Big software / little software

Traditional software systems and platforms (think Twitter, your operating system, the web browser you’re using right now to read this article etc) run on servers and personal computers that have gigabytes of RAM available for developers to use. Mobile phones have reached the point where they also have gigabytes of RAM onboard. Add to this operating system features like virtual memory management and it’s easy to see why developers that are creating software targetting these platforms might tend to treat system resources as limitless to use as they see fit. There are exceptions to this generalization but at the risk of sounding like a ‘get off my lawn’ old git, the hardware that’s available in large systems today can induce a certain level of lazyness in developers - and I include myself here too. Need a string? Declare it and use it without giving it a second thought and move on. It does go further than this too, but this article is about strings so I’ll leave it there.

Developing embedded software that targets a microcontroller forces a developer to think about things differently however: Operating system - no, your microcontroller code runs directly on the metal. Exception handling? None. Virtual memory management? Doesn’t exist. Lots of RAM? Forget it, you’re working in an environment with kilobytes of SRAM (~40kB usable on an esp8266) and perhaps a few megabytes of flash memory for non-volatile storage if you’re lucky. This means that every line of code you write to run on your microcontroller is ideally developed to be as efficient as it can be.

When strings go bad

I think the problem might start with the many small pieces of sample code available all over the internet for esp8266 boards and arduino type boards that show strings embedded directly within C/C++ and arduino sketch code. The code samples included in the esp8266 arduino core also don’t help here; if you take a look at the arduino core code samples for the ESP8266WebServer class, you don’t have to go far to see many examples of string literals embedded directly within C/C++ .ino sketch file code. I understand that these examples exist to prove a point on some specific piece of functionality but at the same time this is the open source equivalent of ‘not production quality code’ without any actual warning being mentioned.

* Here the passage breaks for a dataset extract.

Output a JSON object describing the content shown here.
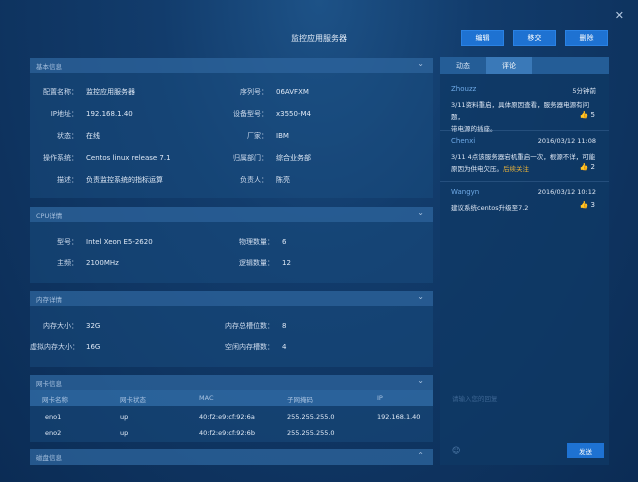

For very small projects, embedding strings directly into microcontroller code might not pose a problem at all however as a project grows over time from small to medium and onto large, I’d say that many directly embedded string literals can start to become an issue in two main ways:

  1. Strings become sprawling and scattered through project code and as a result are difficult to find and maintain.
  2. String literals directly embedded in code are mapped directly into heap memory on a device and eventual heap memory depletion == unexpected application crash and device reboot.

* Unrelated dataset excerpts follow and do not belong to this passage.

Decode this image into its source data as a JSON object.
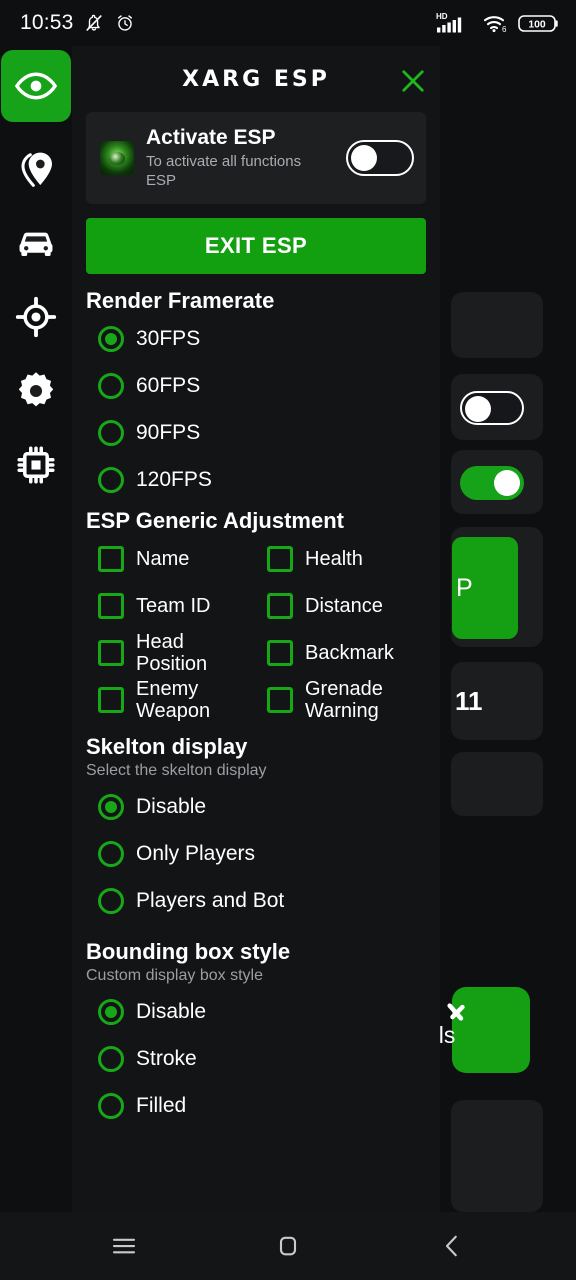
{
  "status_bar": {
    "time": "10:53",
    "icons_left": [
      "bell-muted-icon",
      "alarm-clock-icon"
    ],
    "network_label": "HD",
    "wifi_label": "6",
    "battery_level": "100"
  },
  "sidebar": {
    "items": [
      {
        "icon": "eye-icon",
        "name": "esp",
        "active": true
      },
      {
        "icon": "location-pin-icon",
        "name": "location",
        "active": false
      },
      {
        "icon": "car-icon",
        "name": "vehicle",
        "active": false
      },
      {
        "icon": "crosshair-icon",
        "name": "aim",
        "active": false
      },
      {
        "icon": "gear-icon",
        "name": "settings",
        "active": false
      },
      {
        "icon": "cpu-chip-icon",
        "name": "memory",
        "active": false
      }
    ]
  },
  "panel": {
    "title": "XARG ESP",
    "close_icon": "close-icon",
    "activate_card": {
      "logo_icon": "app-logo-icon",
      "title": "Activate ESP",
      "subtitle": "To activate all functions ESP",
      "toggle_name": "activate-esp-toggle",
      "toggle_on": false
    },
    "exit_button": "EXIT ESP",
    "sections": [
      {
        "key": "framerate",
        "title": "Render Framerate",
        "subtitle": "",
        "type": "radio",
        "options": [
          {
            "label": "30FPS",
            "selected": true
          },
          {
            "label": "60FPS",
            "selected": false
          },
          {
            "label": "90FPS",
            "selected": false
          },
          {
            "label": "120FPS",
            "selected": false
          }
        ]
      },
      {
        "key": "generic",
        "title": "ESP Generic Adjustment",
        "subtitle": "",
        "type": "checkbox-grid",
        "options": [
          {
            "label": "Name",
            "checked": false
          },
          {
            "label": "Health",
            "checked": false
          },
          {
            "label": "Team ID",
            "checked": false
          },
          {
            "label": "Distance",
            "checked": false
          },
          {
            "label": "Head Position",
            "checked": false
          },
          {
            "label": "Backmark",
            "checked": false
          },
          {
            "label": "Enemy Weapon",
            "checked": false
          },
          {
            "label": "Grenade Warning",
            "checked": false
          }
        ]
      },
      {
        "key": "skelton",
        "title": "Skelton display",
        "subtitle": "Select the skelton display",
        "type": "radio",
        "options": [
          {
            "label": "Disable",
            "selected": true
          },
          {
            "label": "Only Players",
            "selected": false
          },
          {
            "label": "Players and Bot",
            "selected": false
          }
        ]
      },
      {
        "key": "bounding",
        "title": "Bounding box style",
        "subtitle": "Custom display box style",
        "type": "radio",
        "options": [
          {
            "label": "Disable",
            "selected": true
          },
          {
            "label": "Stroke",
            "selected": false
          },
          {
            "label": "Filled",
            "selected": false
          }
        ]
      }
    ]
  },
  "background": {
    "partial_text_number": "11",
    "partial_green_button_text": "P",
    "partial_green_card_text": "ols"
  },
  "navbar": {
    "recents_icon": "recents-icon",
    "home_icon": "home-icon",
    "back_icon": "back-icon"
  },
  "colors": {
    "accent_green": "#17a717",
    "button_green": "#13a010",
    "panel_bg": "#121416",
    "page_bg": "#0e0f10",
    "card_bg": "#1d1f21",
    "text_primary": "#ffffff",
    "text_secondary": "#9b9fa3"
  }
}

Where did it all go wrong?

Like all other web applications that I’ve ever worked on, my esp8266 web based firmware project code performs lots of string comparison and string manipulation operations at runtime. Consider working scenarios where http headers are scanned and examined in requests, routes to pages are defined, mime types are defined, http headers are returned, form post and query string variables are received, validated and transformed..etc the list goes on.

For me it started to go wrong pretty much from the start; I started out with the goal of building an esp8266 web based application based on the Arduino Core and it’s libraries with little working knowledge or background in arduino devices in general. From this starting position coupled with the volume of example code pieces that demonstrated various features available coming with no health warning, it was easy to go wrong early.

It wasn’t apocalyptic and I didn’t see a catastrophic failure but as my project code was growing over time, I did notice that heap memory was slowly starting to deplete as I was adding more functionality. When I started out with early investigations using the esp8266 arduino core, I saw that free available heap was approximately 34kB. Around April 2016, 4 months into project development, my heap memory had depleted down to approx 19kB at runtime. Something was wrong and it was time to investigate.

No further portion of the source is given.